Physical disasters include the failure of components of an infrastructure that exceeds its redundancy capabilities and result in a loss of data or an extended loss of service. For example, RAID protection provides disk-drive redundancy, and the use of HBAs provides FC port and FC cable redundancy. Hardware failures of such components is foreseeable and does not impact availability.

In an enterprise environment, it is generally possible to protect the infrastructure of an entire site with redundant components to the point where the only foreseeable physical disaster scenario is complete loss of the site. Disaster recovery planning then depends on site-to-site replication.

Synchronous and asynchronous data protection

In an ideal world, all data would be synchronously replicated across geographically dispersed sites. Such replication is not always feasible or even possible for several reasons:

Synchronous replication unavoidably increases write latency because all changes must be replicated to both locations before the application/database can proceed with processing.
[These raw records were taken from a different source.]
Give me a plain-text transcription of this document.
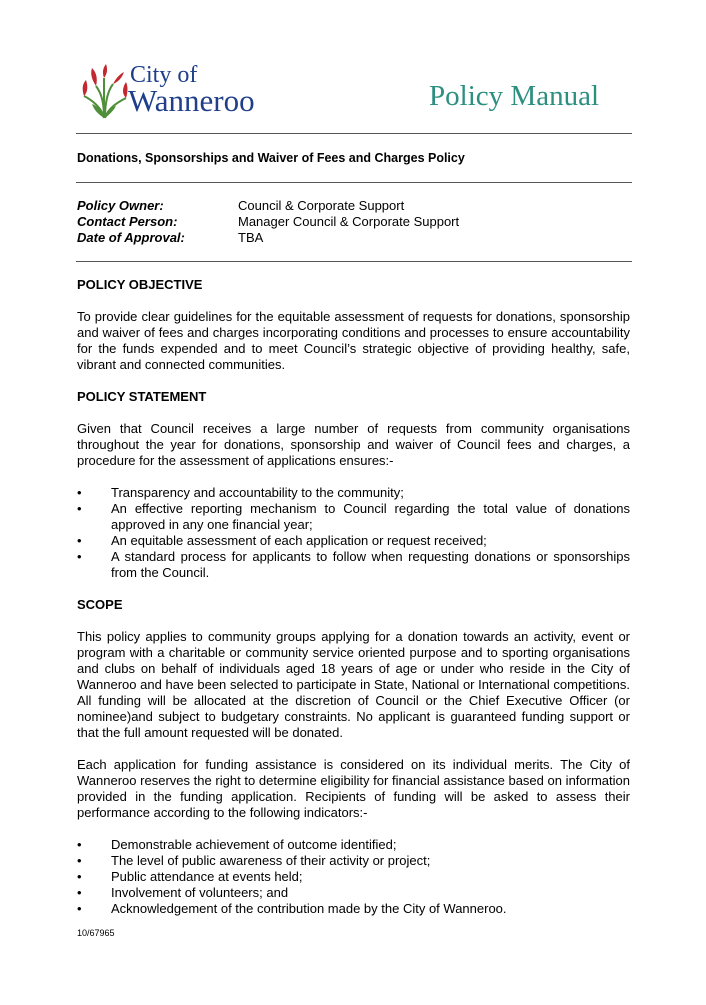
City of
Wanneroo	Policy Manual
Donations, Sponsorships and Waiver of Fees and Charges Policy
Policy Owner:	Council & Corporate Support
Contact Person:	Manager Council & Corporate Support
Date of Approval:	TBA
POLICY OBJECTIVE
To provide clear guidelines for the equitable assessment of requests for donations, sponsorship and waiver of fees and charges incorporating conditions and processes to ensure accountability for the funds expended and to meet Council’s strategic objective of providing healthy, safe, vibrant and connected communities.
POLICY STATEMENT
Given that Council receives a large number of requests from community organisations throughout the year for donations, sponsorship and waiver of Council fees and charges, a procedure for the assessment of applications ensures:-
• Transparency and accountability to the community;
• An effective reporting mechanism to Council regarding the total value of donations approved in any one financial year;
• An equitable assessment of each application or request received;
• A standard process for applicants to follow when requesting donations or sponsorships from the Council.
SCOPE
This policy applies to community groups applying for a donation towards an activity, event or program with a charitable or community service oriented purpose and to sporting organisations and clubs on behalf of individuals aged 18 years of age or under who reside in the City of Wanneroo and have been selected to participate in State, National or International competitions. All funding will be allocated at the discretion of Council or the Chief Executive Officer (or nominee)and subject to budgetary constraints. No applicant is guaranteed funding support or that the full amount requested will be donated.
Each application for funding assistance is considered on its individual merits. The City of Wanneroo reserves the right to determine eligibility for financial assistance based on information provided in the funding application. Recipients of funding will be asked to assess their performance according to the following indicators:-
• Demonstrable achievement of outcome identified;
• The level of public awareness of their activity or project;
• Public attendance at events held;
• Involvement of volunteers; and
• Acknowledgement of the contribution made by the City of Wanneroo.
10/67965
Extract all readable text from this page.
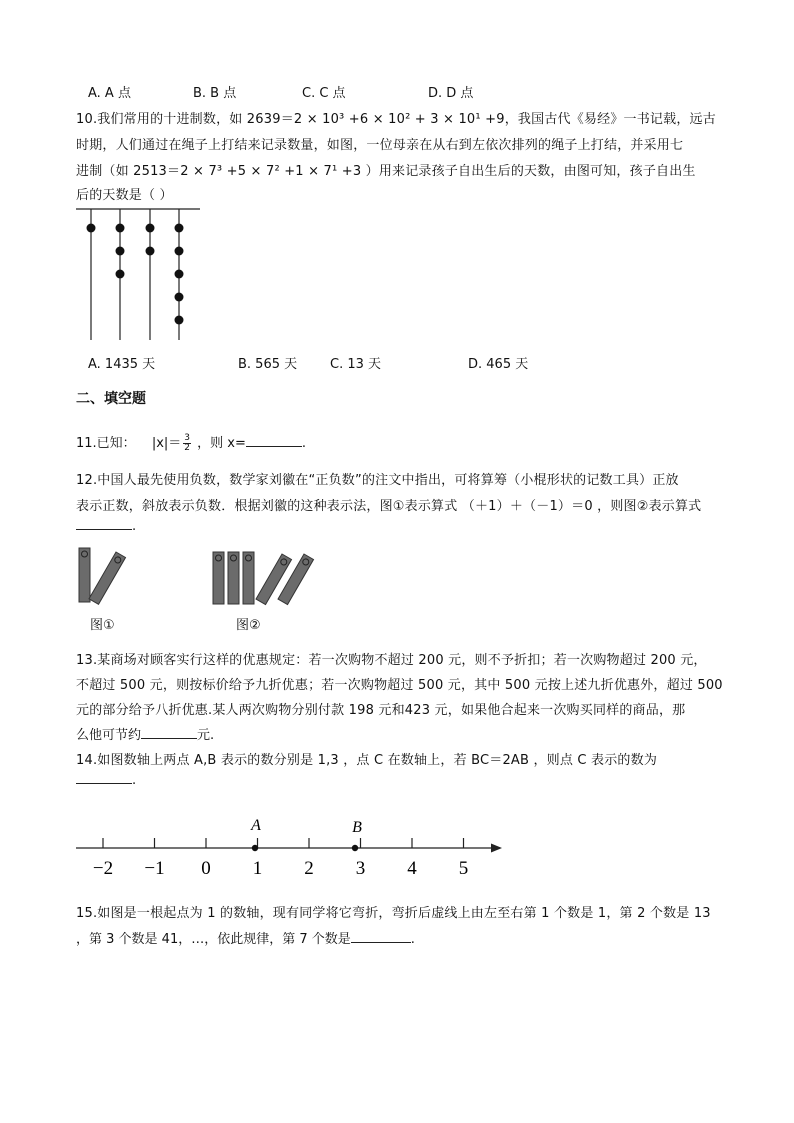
A. A 点	B. B 点	C. C 点	D. D 点
10.我们常用的十进制数，如 2639＝2 × 10³ +6 × 10² + 3 × 10¹ +9，我国古代《易经》一书记载，远古
时期，人们通过在绳子上打结来记录数量，如图，一位母亲在从右到左依次排列的绳子上打结，并采用七
进制（如 2513＝2 × 7³ +5 × 7² +1 × 7¹ +3 ）用来记录孩子自出生后的天数，由图可知，孩子自出生
后的天数是（ ）
A. 1435 天	B. 565 天	C. 13 天	D. 465 天
二、填空题
11.已知： $|x|= \frac{3}{2}$ ，则 x=	.
12.中国人最先使用负数，数学家刘徽在“正负数”的注文中指出，可将算筹（小棍形状的记数工具）正放
表示正数，斜放表示负数．根据刘徽的这种表示法，图①表示算式 （＋1）＋（－1）＝0 ，则图②表示算式
.
图①	图②
13.某商场对顾客实行这样的优惠规定：若一次购物不超过 200 元，则不予折扣；若一次购物超过 200 元，
不超过 500 元，则按标价给予九折优惠；若一次购物超过 500 元，其中 500 元按上述九折优惠外，超过 500
元的部分给予八折优惠.某人两次购物分别付款 198 元和423 元，如果他合起来一次购买同样的商品，那
么他可节约	元.
14.如图数轴上两点 A,B 表示的数分别是 1,3 ，点 C 在数轴上，若 BC＝2AB ，则点 C 表示的数为
.
−2 −1 0 1 2 3 4 5
A	B
15.如图是一根起点为 1 的数轴，现有同学将它弯折，弯折后虚线上由左至右第 1 个数是 1，第 2 个数是 13
，第 3 个数是 41，…，依此规律，第 7 个数是	.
The resulting performance effect is sometimes unacceptable, ruling out the use of synchronous mirroring.
The increased adoption of 100% SSD storage means that additional write latency is more likely to be noticed because performance expectations include hundreds of thousands of IOPS and submillisecond latency. Gaining the full benefits of using 100% SSDs can require revisiting the disaster recovery strategy.
Datasets continue to grow in terms of bytes, creating challenges with ensuring sufficient bandwidth to sustain synchronous replication.
Datasets also grow in terms of complexity, creating challenges with the management of large-scale synchronous replication.
Cloud-based strategies frequently involve greater replication distances and latency, further precluding the use of synchronous mirroring.

NetApp offers solutions that include both synchronous replication for the most exacting data recovery demands and asynchronous solutions that allow for better performance and flexibility. In addition, NetApp technology integrates seamlessly with many third-party replication solutions, such as Oracle DataGuard

Retention Time

The final aspect of a data protection strategy is the data retention time, which can vary dramatically.

A typical requirement is 14 days of nightly backups on the primary site and 90 days of backups stored on a secondary site.
Many customers create standalone quarterly archives stored on different media.
A constantly updated database might have no need for historical data, and backups need only be retained for a few days.
Regulatory requirements might require recoverability to the point of any arbitrary transaction in a 365-day window.